Mientras la educación aprende a aprender lo que el futuro anticipa incierto pero redentor, en la Península de Silicon Valley los ejecutivos de Google envían a sus hijos a tejer, escribir con tiza en pizarrones, practicar nuevas palabras jugando con una pelota y probar fracciones cortando manzanas.

El New York Times presenta el tema como la próspera hipocresía de una educación sin pantallas para los hijos de los creadores de las pantallas, porque “cuando se trata de sus propias familias (y del desarrollo de sus empresas) los nuevos másters del universo tienen un sentido diferente de lo que se necesita para aprender e innovar: es un proceso lento e indirecto, andando y no corriendo”. Para crear es necesario lo que el siglo XXI ha desterrado por inútil: la paciencia.

Hay que ser creativos porque estamos compitiendo con máquinas, flexibles porque los robots tomarán nuestros puestos de trabajo, empáticos para formar filas con los humanos supervivientes, hay que aprender a aprender lo que nos falta en vistas a la enormidad de lo que tememos. Mientras corremos, la próspera hipocresía: contra las redes virtuales, en la Península aprenden la lana; contra las pantallas, escriben con tiza; contra los serious games, la pelota y la palabra; contra los tutoriales, el cuchillo y la manzana. Mientras desesperamos por innovar, los creadores educan a sus hijos en la paciencia del tejido.

Hay en la Antigüedad una forma de inteligencia práctica propia del mundo animal llamada mêtis. Trenzar y entrelazar son sus palabras fundamentales: sogas, hilos, nudos, el valor de la red -de la caza, de la pesca o de la virtualidad-; la astucia de la inteligencia es el arte del tejedor, que trenza las redes mientras espera. La mêtis enseña que no se puede innovar sin ejercitar el tiempo de la paciencia; desde la épica de Homero hasta la didáctica de los tratados de Opiano, la Antigüedad nos enseña la paciencia como condición sin la cual no es posible ser hábil en el siglo XXI.
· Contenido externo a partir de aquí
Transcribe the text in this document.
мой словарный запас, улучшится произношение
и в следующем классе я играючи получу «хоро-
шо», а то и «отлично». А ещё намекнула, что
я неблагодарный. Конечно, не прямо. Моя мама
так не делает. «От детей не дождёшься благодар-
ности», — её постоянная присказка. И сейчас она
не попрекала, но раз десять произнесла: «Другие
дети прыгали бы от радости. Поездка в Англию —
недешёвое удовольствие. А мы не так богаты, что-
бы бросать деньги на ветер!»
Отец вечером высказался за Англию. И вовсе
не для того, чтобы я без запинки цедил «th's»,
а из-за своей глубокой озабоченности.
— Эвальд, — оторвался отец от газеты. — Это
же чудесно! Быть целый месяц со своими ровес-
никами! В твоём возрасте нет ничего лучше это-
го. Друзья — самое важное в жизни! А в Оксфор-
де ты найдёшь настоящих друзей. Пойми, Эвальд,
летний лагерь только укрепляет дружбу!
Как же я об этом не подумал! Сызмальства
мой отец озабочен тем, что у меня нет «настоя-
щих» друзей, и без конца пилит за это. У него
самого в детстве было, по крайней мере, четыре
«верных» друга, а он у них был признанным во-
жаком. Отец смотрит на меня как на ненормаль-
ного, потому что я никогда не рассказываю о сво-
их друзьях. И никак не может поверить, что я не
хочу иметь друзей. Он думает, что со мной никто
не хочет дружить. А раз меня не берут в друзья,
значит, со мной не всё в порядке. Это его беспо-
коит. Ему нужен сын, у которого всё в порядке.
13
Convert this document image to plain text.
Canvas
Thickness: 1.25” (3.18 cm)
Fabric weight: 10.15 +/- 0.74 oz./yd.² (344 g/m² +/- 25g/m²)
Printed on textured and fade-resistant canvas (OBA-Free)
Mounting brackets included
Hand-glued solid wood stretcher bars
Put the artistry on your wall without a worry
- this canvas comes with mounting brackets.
La educación para el futuro es el triunfo del rendimiento: hay que hacer, rápido, competente, eficaz, conectados y productivos, útiles aunque infértiles. Abajo del sistema, los residuos del apuro: lentos, incompetentes, repitientes, los inútiles improductivos. Mientras, en territorio alto, esperan su turno los herederos del tejido, educados a paciencia de ovillo y a polvo de tiza. Quizá, en la tiza del pasado haya mucho más que el polvo del olvido. La próspera hipocresía debería inquietarnos, pero estamos muy ocupados innovando.

(*): Licenciada en Filosofía. Directora Licenciatura en Ciencia de la Educación Universidad del Salvador (USAL).